Nigel Bagnall was as formidable as any British commander since Alanbrooke. He could overawe the likes of Peter Inge and Charles Guthrie. Sir Nigel appointed the now Field Marshal Lord Inge, KG, etc, to be his chief of staff and greeted him by saying: ‘If you don’t have the moral courage to stand up to me, you’ll be no use to me.’ Peter did, and was. Younger officers found him endlessly demanding and sometimes frightening. But he never added to the unfairness of life. If his standards were met, all would be well. But those standards: Baggie, as he was nicknamed when well out of earshot, was a perfectionist pro tem, until they invented something better.

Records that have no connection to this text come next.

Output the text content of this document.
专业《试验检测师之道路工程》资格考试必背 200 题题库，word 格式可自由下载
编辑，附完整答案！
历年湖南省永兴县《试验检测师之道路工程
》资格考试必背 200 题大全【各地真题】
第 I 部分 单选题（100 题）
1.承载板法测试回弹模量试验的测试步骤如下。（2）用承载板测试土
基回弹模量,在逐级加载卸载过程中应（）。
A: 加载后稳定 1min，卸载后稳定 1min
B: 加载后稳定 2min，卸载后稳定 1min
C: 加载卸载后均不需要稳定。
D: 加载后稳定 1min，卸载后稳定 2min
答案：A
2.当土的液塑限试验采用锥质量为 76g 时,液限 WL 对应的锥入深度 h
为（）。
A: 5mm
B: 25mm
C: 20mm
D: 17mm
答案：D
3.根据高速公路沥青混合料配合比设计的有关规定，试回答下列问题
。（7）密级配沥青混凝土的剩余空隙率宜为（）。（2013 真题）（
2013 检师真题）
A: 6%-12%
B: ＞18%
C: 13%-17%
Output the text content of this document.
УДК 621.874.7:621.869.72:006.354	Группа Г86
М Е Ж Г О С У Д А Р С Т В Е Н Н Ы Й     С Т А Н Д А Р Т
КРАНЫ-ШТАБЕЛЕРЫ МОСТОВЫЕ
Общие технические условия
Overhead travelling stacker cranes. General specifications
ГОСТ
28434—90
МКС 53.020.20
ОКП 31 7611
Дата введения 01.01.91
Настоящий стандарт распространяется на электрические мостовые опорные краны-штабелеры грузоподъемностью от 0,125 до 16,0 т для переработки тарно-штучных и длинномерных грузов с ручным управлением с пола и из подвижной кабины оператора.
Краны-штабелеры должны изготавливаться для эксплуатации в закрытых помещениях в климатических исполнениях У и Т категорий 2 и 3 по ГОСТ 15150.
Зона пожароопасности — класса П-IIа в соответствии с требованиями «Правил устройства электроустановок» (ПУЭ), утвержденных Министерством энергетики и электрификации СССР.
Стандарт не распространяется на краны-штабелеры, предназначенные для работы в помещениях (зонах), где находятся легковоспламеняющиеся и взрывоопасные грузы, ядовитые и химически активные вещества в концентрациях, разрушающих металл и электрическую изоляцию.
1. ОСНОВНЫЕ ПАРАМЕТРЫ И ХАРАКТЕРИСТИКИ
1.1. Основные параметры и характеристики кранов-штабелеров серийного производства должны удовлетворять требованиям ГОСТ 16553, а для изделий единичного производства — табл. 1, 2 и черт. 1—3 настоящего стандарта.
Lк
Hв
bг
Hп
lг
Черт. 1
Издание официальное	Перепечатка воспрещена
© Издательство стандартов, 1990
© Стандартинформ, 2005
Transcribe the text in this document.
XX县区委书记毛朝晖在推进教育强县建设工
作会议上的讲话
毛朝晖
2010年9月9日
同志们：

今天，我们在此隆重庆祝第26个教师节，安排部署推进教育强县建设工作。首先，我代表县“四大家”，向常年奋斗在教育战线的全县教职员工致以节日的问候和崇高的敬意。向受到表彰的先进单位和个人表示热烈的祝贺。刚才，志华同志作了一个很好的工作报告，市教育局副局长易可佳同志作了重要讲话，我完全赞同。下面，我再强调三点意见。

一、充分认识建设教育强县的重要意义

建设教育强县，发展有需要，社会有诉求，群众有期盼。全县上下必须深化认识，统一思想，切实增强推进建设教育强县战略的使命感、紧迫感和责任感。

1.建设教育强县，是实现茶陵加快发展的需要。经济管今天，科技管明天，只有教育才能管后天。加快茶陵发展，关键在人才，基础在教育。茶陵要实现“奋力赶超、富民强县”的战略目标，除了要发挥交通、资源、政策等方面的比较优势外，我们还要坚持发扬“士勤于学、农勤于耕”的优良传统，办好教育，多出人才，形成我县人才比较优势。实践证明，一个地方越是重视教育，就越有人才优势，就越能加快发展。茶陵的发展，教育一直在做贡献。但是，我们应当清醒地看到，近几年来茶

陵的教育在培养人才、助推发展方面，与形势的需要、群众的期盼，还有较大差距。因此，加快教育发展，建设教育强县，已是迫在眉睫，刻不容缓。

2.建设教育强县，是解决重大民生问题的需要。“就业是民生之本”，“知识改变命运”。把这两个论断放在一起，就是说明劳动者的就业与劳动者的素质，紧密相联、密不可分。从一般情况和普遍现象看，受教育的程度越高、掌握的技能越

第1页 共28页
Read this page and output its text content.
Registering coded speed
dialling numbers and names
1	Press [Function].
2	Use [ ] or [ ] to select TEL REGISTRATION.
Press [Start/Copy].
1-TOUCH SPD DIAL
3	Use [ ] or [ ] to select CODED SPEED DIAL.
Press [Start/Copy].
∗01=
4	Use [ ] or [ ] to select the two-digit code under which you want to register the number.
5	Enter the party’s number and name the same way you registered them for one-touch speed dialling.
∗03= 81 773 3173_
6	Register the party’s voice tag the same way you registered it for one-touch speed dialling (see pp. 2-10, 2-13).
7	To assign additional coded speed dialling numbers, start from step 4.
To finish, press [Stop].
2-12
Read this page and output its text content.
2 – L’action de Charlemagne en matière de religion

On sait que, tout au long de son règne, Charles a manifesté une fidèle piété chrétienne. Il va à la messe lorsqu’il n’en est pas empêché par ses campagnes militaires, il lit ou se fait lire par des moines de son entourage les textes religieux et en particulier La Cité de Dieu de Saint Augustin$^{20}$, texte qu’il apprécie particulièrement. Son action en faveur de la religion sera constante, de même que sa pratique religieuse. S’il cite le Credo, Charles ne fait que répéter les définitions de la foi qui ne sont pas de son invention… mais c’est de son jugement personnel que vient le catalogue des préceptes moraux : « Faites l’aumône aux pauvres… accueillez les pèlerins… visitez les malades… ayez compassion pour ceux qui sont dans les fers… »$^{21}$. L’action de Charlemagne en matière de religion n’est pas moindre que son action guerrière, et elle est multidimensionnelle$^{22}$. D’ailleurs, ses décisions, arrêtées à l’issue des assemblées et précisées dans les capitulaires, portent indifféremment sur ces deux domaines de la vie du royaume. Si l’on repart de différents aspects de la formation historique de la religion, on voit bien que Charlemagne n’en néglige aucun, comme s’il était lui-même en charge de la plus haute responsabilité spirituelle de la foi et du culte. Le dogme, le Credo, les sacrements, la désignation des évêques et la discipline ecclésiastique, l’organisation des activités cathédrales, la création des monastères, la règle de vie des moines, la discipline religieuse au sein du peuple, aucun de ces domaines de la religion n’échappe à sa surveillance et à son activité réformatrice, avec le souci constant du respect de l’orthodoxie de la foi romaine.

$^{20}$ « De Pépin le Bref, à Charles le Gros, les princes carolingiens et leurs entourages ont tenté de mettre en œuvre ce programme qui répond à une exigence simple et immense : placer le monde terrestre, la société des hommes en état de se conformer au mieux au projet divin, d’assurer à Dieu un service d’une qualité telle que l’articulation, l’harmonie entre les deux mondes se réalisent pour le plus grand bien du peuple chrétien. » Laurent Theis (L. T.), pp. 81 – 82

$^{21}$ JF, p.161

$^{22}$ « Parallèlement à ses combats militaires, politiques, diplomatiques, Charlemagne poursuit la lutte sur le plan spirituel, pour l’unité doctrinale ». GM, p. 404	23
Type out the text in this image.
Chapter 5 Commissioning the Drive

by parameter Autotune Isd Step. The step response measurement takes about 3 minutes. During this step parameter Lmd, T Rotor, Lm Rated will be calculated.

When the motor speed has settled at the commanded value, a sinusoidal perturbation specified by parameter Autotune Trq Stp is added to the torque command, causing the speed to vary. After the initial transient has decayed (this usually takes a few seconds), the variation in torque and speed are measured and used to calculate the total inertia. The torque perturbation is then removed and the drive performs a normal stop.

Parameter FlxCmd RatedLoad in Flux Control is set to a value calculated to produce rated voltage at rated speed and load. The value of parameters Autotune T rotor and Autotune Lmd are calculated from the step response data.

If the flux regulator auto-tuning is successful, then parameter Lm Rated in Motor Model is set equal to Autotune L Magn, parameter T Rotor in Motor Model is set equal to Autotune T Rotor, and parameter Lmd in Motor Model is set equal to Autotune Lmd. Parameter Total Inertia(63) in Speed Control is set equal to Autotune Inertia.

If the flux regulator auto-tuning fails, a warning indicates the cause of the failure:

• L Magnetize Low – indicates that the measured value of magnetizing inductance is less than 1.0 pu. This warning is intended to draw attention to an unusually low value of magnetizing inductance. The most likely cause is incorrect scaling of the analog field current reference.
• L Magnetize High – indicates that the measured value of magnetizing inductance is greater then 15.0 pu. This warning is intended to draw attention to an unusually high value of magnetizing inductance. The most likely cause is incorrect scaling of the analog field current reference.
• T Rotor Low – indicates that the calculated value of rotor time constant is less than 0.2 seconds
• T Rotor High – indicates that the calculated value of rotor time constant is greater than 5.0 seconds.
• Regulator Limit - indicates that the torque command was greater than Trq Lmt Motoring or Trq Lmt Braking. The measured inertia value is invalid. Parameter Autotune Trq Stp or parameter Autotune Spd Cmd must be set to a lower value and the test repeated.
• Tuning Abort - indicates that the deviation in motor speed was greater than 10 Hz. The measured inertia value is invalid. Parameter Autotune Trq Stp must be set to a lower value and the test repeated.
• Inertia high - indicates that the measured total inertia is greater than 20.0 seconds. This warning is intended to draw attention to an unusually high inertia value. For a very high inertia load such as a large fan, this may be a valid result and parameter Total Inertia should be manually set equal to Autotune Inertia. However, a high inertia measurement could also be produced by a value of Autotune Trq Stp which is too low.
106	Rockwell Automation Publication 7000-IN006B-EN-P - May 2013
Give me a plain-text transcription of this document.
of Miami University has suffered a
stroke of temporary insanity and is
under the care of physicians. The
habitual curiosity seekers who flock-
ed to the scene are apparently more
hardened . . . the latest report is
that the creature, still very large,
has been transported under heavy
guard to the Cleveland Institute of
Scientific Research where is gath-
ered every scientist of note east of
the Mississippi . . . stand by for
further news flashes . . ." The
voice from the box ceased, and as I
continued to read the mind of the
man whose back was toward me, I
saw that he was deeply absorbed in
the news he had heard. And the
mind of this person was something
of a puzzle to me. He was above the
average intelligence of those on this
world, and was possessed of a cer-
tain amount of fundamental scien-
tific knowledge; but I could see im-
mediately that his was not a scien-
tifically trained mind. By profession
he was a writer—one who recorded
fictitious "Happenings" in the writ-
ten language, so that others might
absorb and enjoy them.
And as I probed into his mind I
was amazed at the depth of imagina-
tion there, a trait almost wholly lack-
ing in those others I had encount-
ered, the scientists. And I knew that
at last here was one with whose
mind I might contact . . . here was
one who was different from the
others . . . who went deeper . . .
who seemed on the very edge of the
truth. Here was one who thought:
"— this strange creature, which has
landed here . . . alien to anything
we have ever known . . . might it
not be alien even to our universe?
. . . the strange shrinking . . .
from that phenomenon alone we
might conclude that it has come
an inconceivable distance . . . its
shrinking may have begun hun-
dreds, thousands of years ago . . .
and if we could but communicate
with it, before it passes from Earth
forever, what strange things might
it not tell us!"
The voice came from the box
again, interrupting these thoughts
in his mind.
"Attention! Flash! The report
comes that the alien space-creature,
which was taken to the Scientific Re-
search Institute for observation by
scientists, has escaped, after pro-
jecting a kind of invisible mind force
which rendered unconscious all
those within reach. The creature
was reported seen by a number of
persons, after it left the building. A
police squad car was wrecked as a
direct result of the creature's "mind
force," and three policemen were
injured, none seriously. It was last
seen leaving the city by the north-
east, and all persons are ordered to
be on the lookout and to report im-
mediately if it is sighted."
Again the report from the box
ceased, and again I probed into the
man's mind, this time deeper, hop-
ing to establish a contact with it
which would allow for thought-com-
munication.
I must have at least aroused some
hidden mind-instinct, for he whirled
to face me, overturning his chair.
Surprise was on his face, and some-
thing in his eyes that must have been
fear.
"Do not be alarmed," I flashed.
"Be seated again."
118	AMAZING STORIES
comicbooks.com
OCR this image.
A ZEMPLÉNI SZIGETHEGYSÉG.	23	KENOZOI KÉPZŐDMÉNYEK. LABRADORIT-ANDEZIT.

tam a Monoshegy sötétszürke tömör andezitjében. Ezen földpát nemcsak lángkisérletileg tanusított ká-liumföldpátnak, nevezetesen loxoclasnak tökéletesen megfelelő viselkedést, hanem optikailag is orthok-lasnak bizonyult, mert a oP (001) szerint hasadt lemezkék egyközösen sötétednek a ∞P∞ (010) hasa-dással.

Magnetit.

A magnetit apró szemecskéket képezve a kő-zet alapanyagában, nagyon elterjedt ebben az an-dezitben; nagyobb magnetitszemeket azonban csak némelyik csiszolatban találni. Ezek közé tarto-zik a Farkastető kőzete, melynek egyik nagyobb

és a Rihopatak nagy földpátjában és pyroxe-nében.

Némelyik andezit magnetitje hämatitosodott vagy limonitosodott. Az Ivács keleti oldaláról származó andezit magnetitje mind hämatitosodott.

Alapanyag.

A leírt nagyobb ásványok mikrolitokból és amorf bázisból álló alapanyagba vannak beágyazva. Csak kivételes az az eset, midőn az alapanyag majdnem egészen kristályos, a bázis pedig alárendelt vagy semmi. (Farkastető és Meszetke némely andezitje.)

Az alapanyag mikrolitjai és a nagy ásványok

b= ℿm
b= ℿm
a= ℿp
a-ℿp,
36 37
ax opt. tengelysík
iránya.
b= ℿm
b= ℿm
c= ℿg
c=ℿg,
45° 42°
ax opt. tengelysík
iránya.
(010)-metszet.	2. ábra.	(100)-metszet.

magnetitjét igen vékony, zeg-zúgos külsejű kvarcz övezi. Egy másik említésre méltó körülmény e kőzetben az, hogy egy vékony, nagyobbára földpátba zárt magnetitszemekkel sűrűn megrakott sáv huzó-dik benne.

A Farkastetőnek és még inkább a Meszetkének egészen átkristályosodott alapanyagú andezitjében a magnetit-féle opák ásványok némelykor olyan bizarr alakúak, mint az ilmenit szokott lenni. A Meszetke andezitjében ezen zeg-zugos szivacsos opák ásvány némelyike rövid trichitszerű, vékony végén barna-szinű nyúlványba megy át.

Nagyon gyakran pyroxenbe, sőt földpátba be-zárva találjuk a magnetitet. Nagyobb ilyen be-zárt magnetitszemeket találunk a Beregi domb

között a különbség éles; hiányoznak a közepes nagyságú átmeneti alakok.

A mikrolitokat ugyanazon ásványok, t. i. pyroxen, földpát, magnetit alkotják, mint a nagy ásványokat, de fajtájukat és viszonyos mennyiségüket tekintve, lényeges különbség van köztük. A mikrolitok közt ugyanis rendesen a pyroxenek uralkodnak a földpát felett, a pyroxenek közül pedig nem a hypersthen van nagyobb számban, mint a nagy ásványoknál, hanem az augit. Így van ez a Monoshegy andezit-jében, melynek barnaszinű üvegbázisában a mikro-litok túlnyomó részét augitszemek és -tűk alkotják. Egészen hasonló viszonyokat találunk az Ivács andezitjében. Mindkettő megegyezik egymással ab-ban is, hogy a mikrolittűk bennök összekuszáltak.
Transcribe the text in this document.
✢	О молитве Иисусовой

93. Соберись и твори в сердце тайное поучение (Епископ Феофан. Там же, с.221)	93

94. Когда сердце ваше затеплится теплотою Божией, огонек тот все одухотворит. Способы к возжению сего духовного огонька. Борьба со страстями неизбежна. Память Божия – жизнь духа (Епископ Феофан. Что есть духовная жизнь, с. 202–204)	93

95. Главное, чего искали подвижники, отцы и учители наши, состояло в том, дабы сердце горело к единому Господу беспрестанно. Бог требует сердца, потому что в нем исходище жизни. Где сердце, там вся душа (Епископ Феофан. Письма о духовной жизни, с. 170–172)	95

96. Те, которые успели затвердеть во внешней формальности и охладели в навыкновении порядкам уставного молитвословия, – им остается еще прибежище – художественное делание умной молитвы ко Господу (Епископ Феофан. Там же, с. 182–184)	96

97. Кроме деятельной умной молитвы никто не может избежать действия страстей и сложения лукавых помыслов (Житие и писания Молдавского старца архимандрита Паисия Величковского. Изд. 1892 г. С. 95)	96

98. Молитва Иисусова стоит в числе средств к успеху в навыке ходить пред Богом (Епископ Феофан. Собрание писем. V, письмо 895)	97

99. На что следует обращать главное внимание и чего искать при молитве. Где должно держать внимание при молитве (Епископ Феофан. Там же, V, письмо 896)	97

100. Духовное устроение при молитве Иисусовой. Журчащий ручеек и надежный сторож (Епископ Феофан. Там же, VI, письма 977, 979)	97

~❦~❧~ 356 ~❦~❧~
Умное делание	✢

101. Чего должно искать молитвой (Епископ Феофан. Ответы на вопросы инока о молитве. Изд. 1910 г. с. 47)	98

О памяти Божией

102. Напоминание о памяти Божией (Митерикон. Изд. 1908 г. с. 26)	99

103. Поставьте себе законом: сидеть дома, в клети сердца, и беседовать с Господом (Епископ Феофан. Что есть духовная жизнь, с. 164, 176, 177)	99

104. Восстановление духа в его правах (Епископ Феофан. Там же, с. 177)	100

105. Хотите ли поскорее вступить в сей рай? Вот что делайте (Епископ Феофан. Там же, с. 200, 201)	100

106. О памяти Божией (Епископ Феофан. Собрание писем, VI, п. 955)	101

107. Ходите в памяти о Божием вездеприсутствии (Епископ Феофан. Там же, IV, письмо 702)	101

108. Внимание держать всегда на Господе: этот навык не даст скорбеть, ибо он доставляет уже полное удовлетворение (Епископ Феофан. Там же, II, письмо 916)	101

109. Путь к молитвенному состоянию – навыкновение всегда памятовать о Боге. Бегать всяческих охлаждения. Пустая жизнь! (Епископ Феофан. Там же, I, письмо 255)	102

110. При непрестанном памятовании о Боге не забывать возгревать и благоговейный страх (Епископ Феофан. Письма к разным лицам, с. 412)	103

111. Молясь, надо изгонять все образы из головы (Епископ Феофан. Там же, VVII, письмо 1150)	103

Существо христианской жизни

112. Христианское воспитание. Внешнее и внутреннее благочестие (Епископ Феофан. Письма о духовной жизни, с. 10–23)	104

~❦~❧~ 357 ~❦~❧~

He would have been Chief of the Defence Staff if he had been prepared to stoop to politics. But he was opposed to the nuclear deterrent, and let Margaret Thatcher know. She did not agree. Nor did he think much of John Fieldhouse, the CDS he should have replaced. Oddly enough, Admiral Fieldhouse did not agree either. When Nigel was a corps commander in Germany, John Nott, the then defence secretary, asked him what he would do if, God forbid, the balloon ever went up. ‘Shoot my way through the deserters and the fleeing German civilians in order to reach the front line.’ A man dedicated to his country and the profession of arms, Nigel Bagnall was incapable of equivocation.

That led us on to a family who had been obliged to spend more than four years equivocating and in dangerous circumstances. The Kressmanns make wine in Bordeaux, principally at Ch. Latour-Martillac in Pessac-Leognan. Originally, they were German, which is why they were chosen to act as intermediaries with the German authorities in 1940. I do not know the French equivalent of hospital pass: they received one. Too many concessions, and they would have been stigmatised forever as collaborators; too few would have been a ticket to a concentration camp, while the Germans seized whatever they wanted.

The Kressmanns steered that difficult course successfully, and in 1945, Bordeaux was able to celebrate the liberation with one of the finest vintages of all time. Since then, Latour-Martillac has continued to thrive. It produces both white and red wines. We tried the white ’12: young, sprightly, full of fruit, minerality and promise. We moved on to the ’05: promise achieved, a very good wine that will last for years. Some wines need a fallow interlude between the liveliness of youth and the grace of maturity. The advice was that the Latour-Martillac whites should either be drunk after three years or given ten to come to hand.

The reds tasted like the younger brother of Domaine de Chevalier, and not that much younger. If you enjoy a hint of gravel in your claret, so that the fruit never overwhelms the tannins, you will not be disappointed. Again, there is plenty of ageing potential. In a good year, these are wines to keep. We tasted the ’85 which was impressive: at its peak, but likely to remain there for a decade. We were told that the ’75s are still a delight. Like old soldiers, these wines only fade away slowly, at an advanced age.